I listened to actor, presenter, and ‘activist’ Tony Robinson choose his Desert Island Discs on Sunday. He’s a doctrinaire leftist, and all my prejudices are on the opposite side, so I didn’t expect I would be cheering the man on. Nor did I. I’m an ardent listener to Desert Island Discs and I don’t think I have ever heard such flagrant moral vanity in a castaway.
However, he said two things that I agreed with profoundly. One was that we owe a debt of gratitude to the generation who fought the war and that we ought to treat them better in their old age. The other was how thrilling it is to take your grandchild to the zoo, as he had recently done.
Of course, the first goes without saying — though I was surprised to hear this vast repository of conservatism applauded. The second I would have dismissed as sentimental twaddle up to about 19 months ago, when my first grandchild, Oscar, was born. But I’m so ludicrously besotted by my grandson now that my boy looks at me askance. Not the least odd thing about the strange business is that Oscar returns his grandfather’s love no less passionately. It was almost disappointing to find Tony Robinson and I have so much in common.
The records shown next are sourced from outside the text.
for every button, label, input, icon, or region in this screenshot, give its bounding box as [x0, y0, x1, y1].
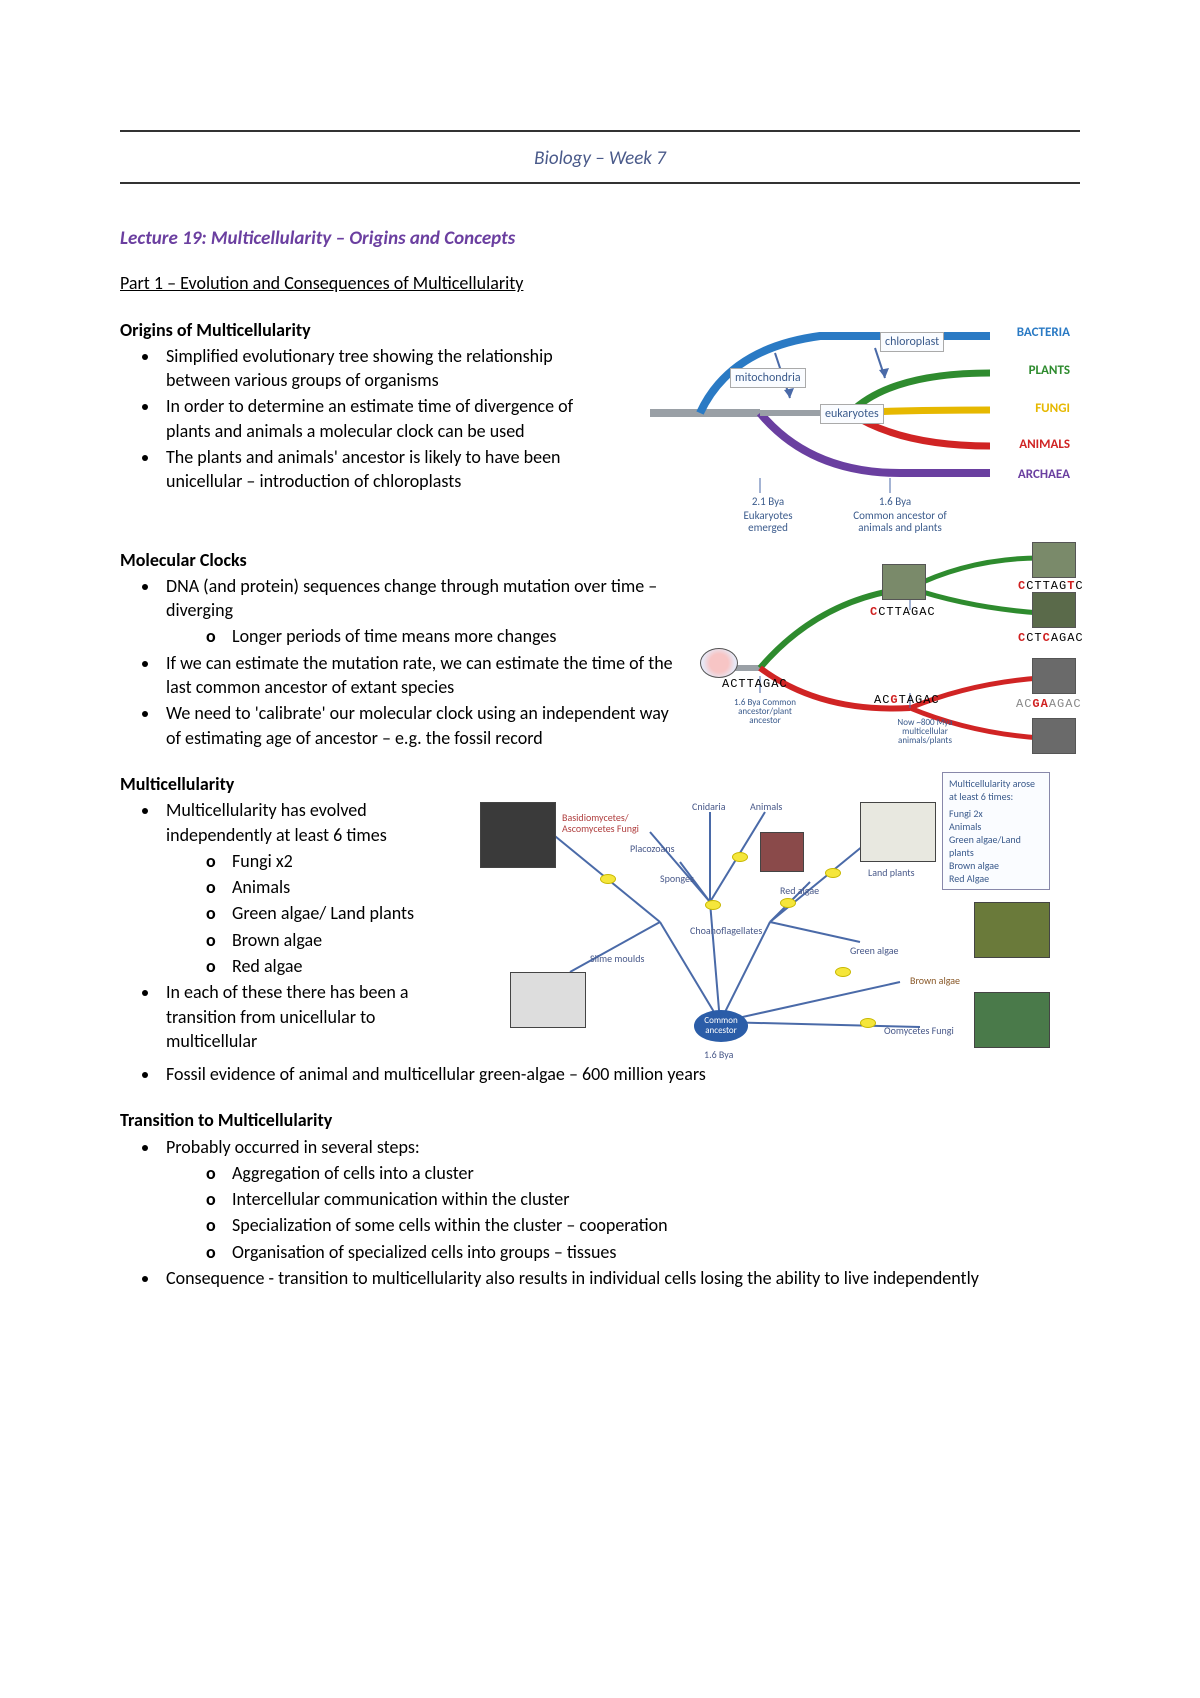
origin-node — [705, 900, 721, 910]
label-archaea: ARCHAEA — [1018, 466, 1070, 484]
thumbnail-image — [1032, 542, 1076, 578]
seq-b: ACGTAGAC — [874, 692, 940, 708]
label-t1sub: Eukaryotes emerged — [728, 510, 808, 534]
label-eukaryotes: eukaryotes — [820, 404, 884, 424]
seq-d: CCTCAGAC — [1018, 630, 1084, 646]
label-placozoans: Placozoans — [630, 842, 675, 856]
thumbnail-image — [974, 992, 1050, 1048]
figure-molecular-clock: ACTTAGAC CCTTAGAC CCTTAGTC CCTCAGAC ACGT… — [700, 548, 1080, 768]
label-oomycetes: Oomycetes Fungi — [884, 1024, 954, 1038]
label-greenalgae: Green algae — [850, 944, 899, 958]
legend-box: Multicellularity arose at least 6 times:… — [942, 772, 1050, 890]
list-item: Simplified evolutionary tree showing the… — [160, 344, 620, 393]
thumbnail-image — [1032, 592, 1076, 628]
origin-node — [825, 868, 841, 878]
legend-item: Animals — [949, 820, 1043, 833]
thumbnail-image — [760, 832, 804, 872]
label-chloroplast: chloroplast — [880, 332, 944, 352]
label-t2sub: Common ancestor of animals and plants — [840, 510, 960, 534]
thumbnail-image — [1032, 658, 1076, 694]
label-fungi: FUNGI — [1035, 400, 1070, 418]
list-item: Fossil evidence of animal and multicellu… — [160, 1062, 1080, 1086]
label-landplants: Land plants — [868, 866, 915, 880]
label-plants: PLANTS — [1029, 362, 1070, 380]
thumbnail-image — [1032, 718, 1076, 754]
list-subitem: Fungi x2 — [206, 849, 460, 873]
label-choano: Choanoflagellates — [690, 924, 762, 938]
thumbnail-image — [860, 802, 936, 862]
part-title: Part 1 – Evolution and Consequences of M… — [120, 271, 1080, 295]
caption-right: Now ~800 Mya multicellular animals/plant… — [880, 718, 970, 746]
legend-title: Multicellularity arose at least 6 times: — [949, 777, 1043, 803]
list-multicellularity-cont: Fossil evidence of animal and multicellu… — [120, 1062, 1080, 1086]
list-subitem: Green algae/ Land plants — [206, 901, 460, 925]
seq-e: ACGAAGAC — [1016, 696, 1082, 712]
list-transition: Probably occurred in several steps: Aggr… — [120, 1135, 1080, 1291]
header-rule-top — [120, 130, 1080, 132]
figure-multicellularity-tree: Common ancestor 1.6 Bya Basidiomycetes/ … — [480, 772, 1050, 1062]
origin-node — [780, 898, 796, 908]
caption-left: 1.6 Bya Common ancestor/plant ancestor — [730, 698, 800, 726]
list-item: Probably occurred in several steps: Aggr… — [160, 1135, 1080, 1264]
legend-item: Green algae/Land plants — [949, 833, 1043, 859]
legend-item: Brown algae — [949, 859, 1043, 872]
legend-item: Red Algae — [949, 872, 1043, 885]
list-item: The plants and animals' ancestor is like… — [160, 445, 620, 494]
label-basidio: Basidiomycetes/ Ascomycetes Fungi — [562, 812, 652, 834]
origin-node — [835, 967, 851, 977]
list-item: Consequence - transition to multicellula… — [160, 1266, 1080, 1290]
seq-root: ACTTAGAC — [722, 676, 788, 692]
label-t2: 1.6 Bya — [865, 496, 925, 508]
list-subitem: Organisation of specialized cells into g… — [206, 1240, 1080, 1264]
lecture-title: Lecture 19: Multicellularity – Origins a… — [120, 226, 1080, 252]
list-multicellularity: Multicellularity has evolved independent… — [120, 798, 460, 1053]
list-item: In each of these there has been a transi… — [160, 980, 460, 1053]
list-origins: Simplified evolutionary tree showing the… — [120, 344, 620, 494]
legend-item: Fungi 2x — [949, 807, 1043, 820]
list-item: If we can estimate the mutation rate, we… — [160, 651, 680, 700]
list-item: Multicellularity has evolved independent… — [160, 798, 460, 978]
cell-icon — [700, 648, 738, 678]
seq-a: CCTTAGAC — [870, 604, 936, 620]
label-t1: 2.1 Bya — [738, 496, 798, 508]
list-subitem: Longer periods of time means more change… — [206, 624, 680, 648]
list-subitem: Red algae — [206, 954, 460, 978]
thumbnail-image — [882, 564, 926, 600]
list-item: DNA (and protein) sequences change throu… — [160, 574, 680, 649]
thumbnail-image — [510, 972, 586, 1028]
list-subitem: Animals — [206, 875, 460, 899]
list-subitem: Brown algae — [206, 928, 460, 952]
figure-phylogeny-tree: BACTERIA PLANTS FUNGI ANIMALS ARCHAEA ch… — [640, 318, 1070, 548]
heading-transition: Transition to Multicellularity — [120, 1108, 1080, 1132]
list-item: In order to determine an estimate time o… — [160, 394, 620, 443]
label-cnidaria: Cnidaria — [692, 800, 726, 814]
label-slime: Slime moulds — [590, 952, 644, 966]
origin-node — [860, 1018, 876, 1028]
origin-node — [732, 852, 748, 862]
list-subitem: Aggregation of cells into a cluster — [206, 1161, 1080, 1185]
heading-origins: Origins of Multicellularity — [120, 318, 620, 342]
label-brownalgae: Brown algae — [910, 974, 960, 988]
heading-molecular-clocks: Molecular Clocks — [120, 548, 680, 572]
label-sponges: Sponges — [660, 872, 694, 886]
seq-c: CCTTAGTC — [1018, 578, 1084, 594]
label-time: 1.6 Bya — [704, 1048, 733, 1062]
list-molecular-clocks: DNA (and protein) sequences change throu… — [120, 574, 680, 750]
list-subitem: Intercellular communication within the c… — [206, 1187, 1080, 1211]
label-animals: Animals — [750, 800, 782, 814]
origin-node — [600, 874, 616, 884]
label-bacteria: BACTERIA — [1017, 324, 1070, 342]
list-item: We need to 'calibrate' our molecular clo… — [160, 701, 680, 750]
heading-multicellularity: Multicellularity — [120, 772, 460, 796]
label-mitochondria: mitochondria — [730, 368, 806, 388]
list-subitem: Specialization of some cells within the … — [206, 1213, 1080, 1237]
thumbnail-image — [480, 802, 556, 868]
thumbnail-image — [974, 902, 1050, 958]
label-redalgae: Red algae — [780, 884, 819, 898]
label-animals: ANIMALS — [1019, 436, 1070, 454]
ancestor-node: Common ancestor — [694, 1010, 748, 1042]
header-rule-bottom — [120, 182, 1080, 184]
course-title: Biology – Week 7 — [120, 140, 1080, 182]
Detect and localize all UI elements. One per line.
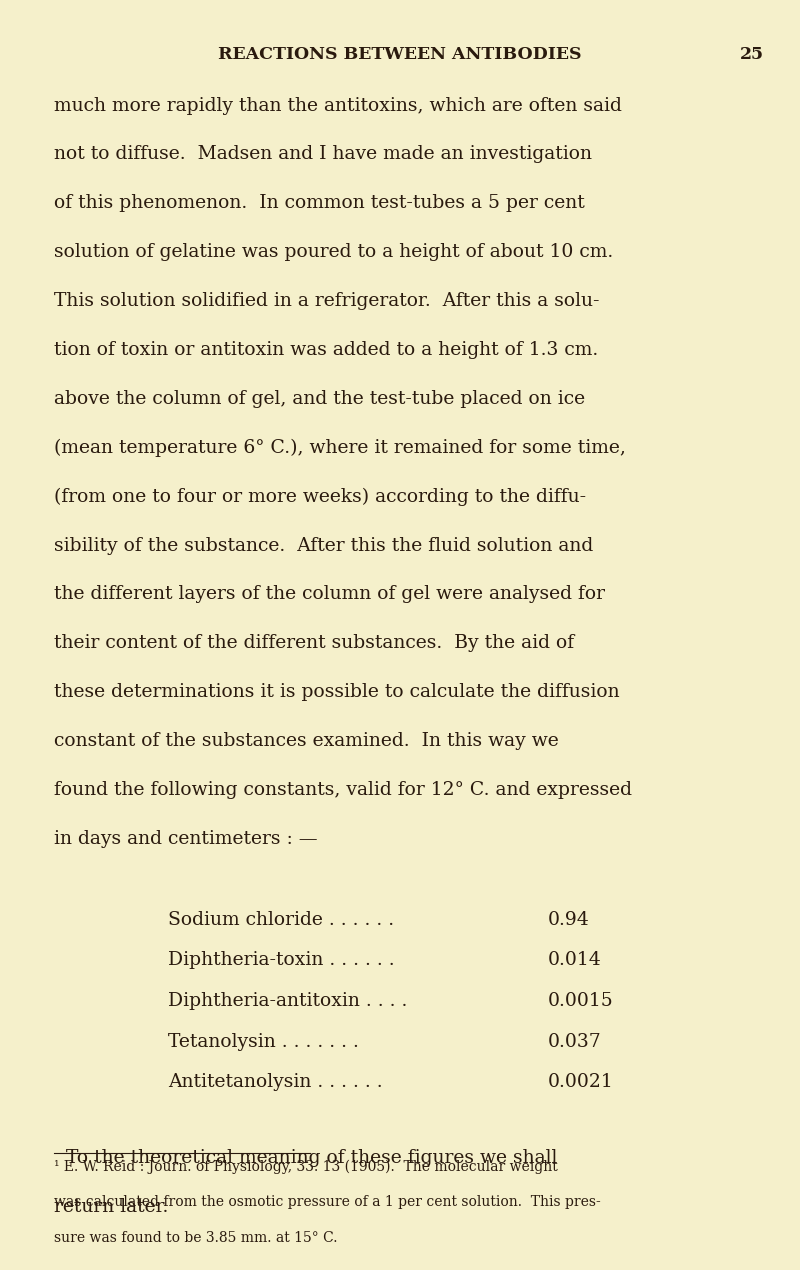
- Text: To the theoretical meaning of these figures we shall: To the theoretical meaning of these figu…: [54, 1149, 558, 1167]
- Text: was calculated from the osmotic pressure of a 1 per cent solution.  This pres-: was calculated from the osmotic pressure…: [54, 1195, 601, 1209]
- Text: This solution solidified in a refrigerator.  After this a solu-: This solution solidified in a refrigerat…: [54, 292, 600, 310]
- Text: (from one to four or more weeks) according to the diffu-: (from one to four or more weeks) accordi…: [54, 488, 586, 505]
- Text: above the column of gel, and the test-tube placed on ice: above the column of gel, and the test-tu…: [54, 390, 586, 408]
- Text: 0.0021: 0.0021: [548, 1073, 614, 1091]
- Text: these determinations it is possible to calculate the diffusion: these determinations it is possible to c…: [54, 683, 620, 701]
- Text: their content of the different substances.  By the aid of: their content of the different substance…: [54, 634, 574, 653]
- Text: Antitetanolysin . . . . . .: Antitetanolysin . . . . . .: [168, 1073, 382, 1091]
- Text: sibility of the substance.  After this the fluid solution and: sibility of the substance. After this th…: [54, 536, 594, 555]
- Text: REACTIONS BETWEEN ANTIBODIES: REACTIONS BETWEEN ANTIBODIES: [218, 46, 582, 62]
- Text: solution of gelatine was poured to a height of about 10 cm.: solution of gelatine was poured to a hei…: [54, 244, 614, 262]
- Text: the different layers of the column of gel were analysed for: the different layers of the column of ge…: [54, 585, 606, 603]
- Text: much more rapidly than the antitoxins, which are often said: much more rapidly than the antitoxins, w…: [54, 97, 622, 114]
- Text: not to diffuse.  Madsen and I have made an investigation: not to diffuse. Madsen and I have made a…: [54, 145, 592, 164]
- Text: 0.0015: 0.0015: [548, 992, 614, 1010]
- Text: Sodium chloride . . . . . .: Sodium chloride . . . . . .: [168, 911, 394, 928]
- Text: sure was found to be 3.85 mm. at 15° C.: sure was found to be 3.85 mm. at 15° C.: [54, 1231, 338, 1245]
- Text: 0.037: 0.037: [548, 1033, 602, 1050]
- Text: 0.94: 0.94: [548, 911, 590, 928]
- Text: found the following constants, valid for 12° C. and expressed: found the following constants, valid for…: [54, 781, 632, 799]
- Text: 25: 25: [740, 46, 764, 62]
- Text: Tetanolysin . . . . . . .: Tetanolysin . . . . . . .: [168, 1033, 359, 1050]
- Text: 0.014: 0.014: [548, 951, 602, 969]
- Text: ¹ E. W. Reid : Journ. of Physiology, 33. 13 (1905).  The molecular weight: ¹ E. W. Reid : Journ. of Physiology, 33.…: [54, 1160, 558, 1173]
- Text: of this phenomenon.  In common test-tubes a 5 per cent: of this phenomenon. In common test-tubes…: [54, 194, 585, 212]
- Text: Diphtheria-toxin . . . . . .: Diphtheria-toxin . . . . . .: [168, 951, 394, 969]
- Text: constant of the substances examined.  In this way we: constant of the substances examined. In …: [54, 732, 559, 751]
- Text: tion of toxin or antitoxin was added to a height of 1.3 cm.: tion of toxin or antitoxin was added to …: [54, 340, 598, 359]
- Text: Diphtheria-antitoxin . . . .: Diphtheria-antitoxin . . . .: [168, 992, 407, 1010]
- Text: (mean temperature 6° C.), where it remained for some time,: (mean temperature 6° C.), where it remai…: [54, 438, 626, 457]
- Text: in days and centimeters : —: in days and centimeters : —: [54, 829, 318, 848]
- Text: return later.: return later.: [54, 1198, 169, 1217]
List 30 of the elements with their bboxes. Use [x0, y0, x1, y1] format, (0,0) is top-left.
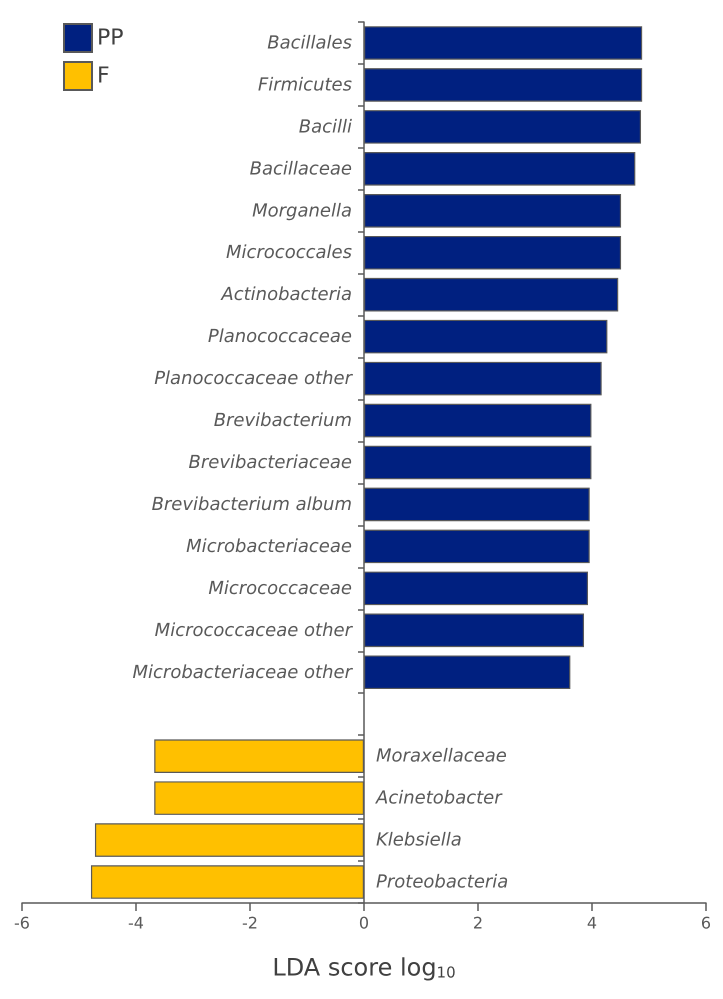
- y-tick-label: Bacillales: [267, 32, 352, 54]
- y-tick-label: Proteobacteria: [376, 872, 508, 893]
- y-tick-label: Firmicutes: [258, 74, 352, 96]
- legend-label: PP: [97, 26, 124, 50]
- y-tick-label: Actinobacteria: [220, 284, 352, 306]
- y-tick-label: Micrococcaceae other: [154, 620, 354, 641]
- x-tick-label: 6: [700, 914, 712, 932]
- y-tick-label: Bacilli: [298, 116, 352, 138]
- y-tick-label: Brevibacterium: [214, 410, 352, 432]
- y-tick-label: Morganella: [252, 200, 352, 222]
- y-tick-label: Moraxellaceae: [376, 746, 507, 767]
- y-tick-label: Microbacteriaceae: [186, 536, 352, 557]
- x-tick-label: 2: [472, 914, 484, 932]
- x-tick-label: -4: [128, 914, 144, 932]
- y-tick-label: Bacillaceae: [250, 158, 352, 180]
- y-tick-label: Planococcaceae: [208, 326, 352, 348]
- y-tick-label: Micrococcales: [226, 242, 352, 264]
- x-tick-label: 4: [586, 914, 598, 932]
- y-tick-label: Brevibacterium album: [152, 494, 352, 515]
- y-tick-label: Brevibacteriaceae: [188, 452, 352, 473]
- y-tick-label: Acinetobacter: [375, 788, 504, 809]
- y-tick-label: Microbacteriaceae other: [132, 662, 354, 683]
- x-axis-title: LDA score log10: [272, 954, 456, 982]
- y-tick-label: Micrococcaceae: [208, 578, 352, 599]
- x-tick-label: -6: [14, 914, 30, 932]
- x-tick-label: -2: [242, 914, 258, 932]
- legend-label: F: [97, 64, 110, 88]
- y-tick-label: Klebsiella: [376, 830, 462, 851]
- x-tick-label: 0: [358, 914, 370, 932]
- y-tick-label: Planococcaceae other: [154, 368, 354, 390]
When I go round to see Oscar, we have a little routine going. I hoist him up into my arms and we check the lampshades for resting flies. If we find one — it’s usually the same fruit fly — he pokes it into life with his forefinger. We’ve been persecuting this one individual like this for weeks. Oscar and I can be as excited about hunting fruit flies as people used to be about hunting tigers.